The display is breathtaking at first glance, with its painstaking likeness to the original landscape. The volunteers conjure a near-exact replica by painting murals in the background, constructing each tree on its own and even using twisty ties from Giant Eagle to sprout miniature cornfields. Mueser said they work hard to ensure everything is built to scale.

“We went down and took pictures of the old buildings that we were going to use,” Mueser said. “We went to historical societies' museums to get pictures. Then we bring them back here, and we shrink them down to HO scale [a ratio of 1 to 87] and build them ourselves.

"Whatever you are seeing, this is what it looked like in 1952.”

Instead of relying on steam power like the old engines, a command computer operates the system. While this is more a efficient system than relying on the old wiring, the trains still have wrecks just like the real railroad, Mueser joked.

The November-to-January show averages about 10,000 visitors, many of whom are families and children.

“We’ve driven past them a million times, [but] never knew they were here,” said visitor Aronna Wesche. She visited the museum recently with her husband and son, who are fans of model trains.

“We’re getting ideas for our Christmas display," she said. "It’s very child-friendly.”

Being child-friendly is one of the things Mueser takes pride in. The museum's first floor is an interactive play zone, where children can press a button to watch Thomas the Tank Engine race around the track.

“We have children going out of here [happy], which we call our satisfied customers,” he said. “They’re going out of here kicking and screaming, ‘I don’t want to leave.’”

This overall atmosphere is what attracted many of the current volunteers to become members of the organization.

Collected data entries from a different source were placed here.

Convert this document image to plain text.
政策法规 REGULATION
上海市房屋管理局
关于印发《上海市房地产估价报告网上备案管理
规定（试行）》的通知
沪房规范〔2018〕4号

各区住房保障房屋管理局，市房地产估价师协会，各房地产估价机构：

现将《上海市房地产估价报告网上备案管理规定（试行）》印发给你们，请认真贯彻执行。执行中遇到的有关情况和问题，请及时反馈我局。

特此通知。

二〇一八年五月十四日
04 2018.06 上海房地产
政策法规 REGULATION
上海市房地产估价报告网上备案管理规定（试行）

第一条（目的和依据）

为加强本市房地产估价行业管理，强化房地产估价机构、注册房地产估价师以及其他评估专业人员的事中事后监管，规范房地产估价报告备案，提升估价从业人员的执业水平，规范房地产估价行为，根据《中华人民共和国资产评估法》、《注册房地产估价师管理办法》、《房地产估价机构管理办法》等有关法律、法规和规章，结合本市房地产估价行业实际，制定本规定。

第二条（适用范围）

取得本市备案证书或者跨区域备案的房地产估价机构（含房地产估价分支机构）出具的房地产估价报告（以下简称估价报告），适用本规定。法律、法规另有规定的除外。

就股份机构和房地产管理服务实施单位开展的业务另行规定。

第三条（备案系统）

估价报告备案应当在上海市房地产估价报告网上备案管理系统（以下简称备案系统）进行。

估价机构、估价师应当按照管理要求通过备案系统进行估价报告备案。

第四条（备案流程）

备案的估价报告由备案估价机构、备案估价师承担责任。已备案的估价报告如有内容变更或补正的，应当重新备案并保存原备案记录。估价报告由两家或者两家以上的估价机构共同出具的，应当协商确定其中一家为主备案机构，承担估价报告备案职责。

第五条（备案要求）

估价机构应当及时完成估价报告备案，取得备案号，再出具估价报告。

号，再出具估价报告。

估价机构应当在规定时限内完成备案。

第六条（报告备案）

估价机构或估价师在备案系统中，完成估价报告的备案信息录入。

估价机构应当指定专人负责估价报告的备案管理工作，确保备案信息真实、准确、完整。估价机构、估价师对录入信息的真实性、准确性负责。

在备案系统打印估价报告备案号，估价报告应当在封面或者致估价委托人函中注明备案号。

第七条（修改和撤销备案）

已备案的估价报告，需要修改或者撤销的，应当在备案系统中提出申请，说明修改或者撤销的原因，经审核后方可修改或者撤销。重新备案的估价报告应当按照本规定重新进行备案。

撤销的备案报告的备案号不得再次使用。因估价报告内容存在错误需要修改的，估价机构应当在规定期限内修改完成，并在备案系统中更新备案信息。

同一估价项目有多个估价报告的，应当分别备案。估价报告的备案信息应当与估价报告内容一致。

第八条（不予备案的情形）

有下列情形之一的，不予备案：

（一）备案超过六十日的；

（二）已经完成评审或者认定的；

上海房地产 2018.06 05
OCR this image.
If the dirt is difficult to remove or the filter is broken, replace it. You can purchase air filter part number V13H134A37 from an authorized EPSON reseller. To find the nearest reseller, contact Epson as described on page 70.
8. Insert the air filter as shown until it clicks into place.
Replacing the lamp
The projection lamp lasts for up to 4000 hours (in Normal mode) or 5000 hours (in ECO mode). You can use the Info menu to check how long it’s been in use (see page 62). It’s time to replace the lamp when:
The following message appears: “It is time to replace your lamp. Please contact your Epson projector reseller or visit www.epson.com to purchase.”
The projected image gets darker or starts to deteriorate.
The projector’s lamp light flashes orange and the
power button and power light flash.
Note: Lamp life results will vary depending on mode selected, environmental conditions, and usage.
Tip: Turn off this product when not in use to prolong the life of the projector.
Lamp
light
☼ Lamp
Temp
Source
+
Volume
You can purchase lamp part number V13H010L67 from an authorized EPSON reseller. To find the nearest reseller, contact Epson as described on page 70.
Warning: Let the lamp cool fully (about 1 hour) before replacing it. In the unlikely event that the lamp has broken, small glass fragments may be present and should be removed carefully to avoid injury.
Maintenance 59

“I came out here eight years ago as a visitor, and these guys looked like they were having too much fun,” said John Emph, the group’s treasurer. “I’ve been into trains all my life. It’s a great hobby.”

“The whole organization has a history to it,” said Dan Devic, who has been involved with the museum for 17 years.

“Things are always changing for the better, which is something you don’t see in a lot of today’s society. We keep the pilot lit under this thing and keep it going.”

The museum offers its time-machine glimpse into the past every Friday, Saturday and Sunday except for Christmas Eve, Christmas Day and New Year's Day until Jan. 22. It is open from 6 to 9 p.m. Fridays and from 11 a.m. to 5 p.m. on the weekends.

The requested donation for the Holiday Train Show is $6 for adults and $4 for children younger than 12.